For example left shift by 1 on this 8 bit number (decimal is 32)

00100000

you just shift all the numbers to the left

01000000

--------

There's some wrapping behavior of course. Like what happens if you left shift 3 here? If it's an unsigned 8 bit number the 1 would teleport to the right side.

00000001

--------

the logical operators work like this (read downwards)

00010000 AND

00010000 =

00010000

--------

00001000 AND

00010000 =

00000000

--------

00001000 OR

00010000 =

00011000

With this in mind, I found it to be a good exercise to implement common bitwise operators that work on fixed length strings with some tests against the real binary operators in your favorite language.



> There's some wrapping behavior of course. [...] the 1 would teleport to the right side.

Not really. Shifting by definition discards 1 bits once they pass either "edge" of the value. The wrapping you describe only happens with rotation operations. In the languages I know they don't have fancy short hand syntax like shifting does.


> It also really helps me to visualize binary operations in binary space, not hex or decimal. That's still very confusing to me.

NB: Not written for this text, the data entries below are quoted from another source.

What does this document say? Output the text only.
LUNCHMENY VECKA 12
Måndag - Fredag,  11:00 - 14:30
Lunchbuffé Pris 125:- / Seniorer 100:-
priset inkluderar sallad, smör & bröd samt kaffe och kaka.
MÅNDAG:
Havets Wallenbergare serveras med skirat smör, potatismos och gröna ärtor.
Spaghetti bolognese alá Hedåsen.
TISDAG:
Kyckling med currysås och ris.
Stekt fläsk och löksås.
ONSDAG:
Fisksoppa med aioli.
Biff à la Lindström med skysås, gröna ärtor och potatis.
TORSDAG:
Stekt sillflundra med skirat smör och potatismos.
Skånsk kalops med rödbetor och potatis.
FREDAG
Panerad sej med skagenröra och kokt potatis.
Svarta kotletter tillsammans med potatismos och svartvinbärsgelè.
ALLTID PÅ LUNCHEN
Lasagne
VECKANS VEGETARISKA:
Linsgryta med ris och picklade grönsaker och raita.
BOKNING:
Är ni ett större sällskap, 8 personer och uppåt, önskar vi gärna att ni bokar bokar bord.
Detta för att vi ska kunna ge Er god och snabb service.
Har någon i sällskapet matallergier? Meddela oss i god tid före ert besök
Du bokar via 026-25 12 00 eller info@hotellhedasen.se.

Yeah, I think thats a major part of the problem for me. When im looking at these code snippets (as per ungolfed version of the post in a comment below) applying the operators to integers i just cant understand what it is they are trying to achieve, so I am unable to grok the purpose/intent. Even with the explanations given here im not sure why its doing what its doing - and I dont seem to encounter that issue outside of bitwise operators.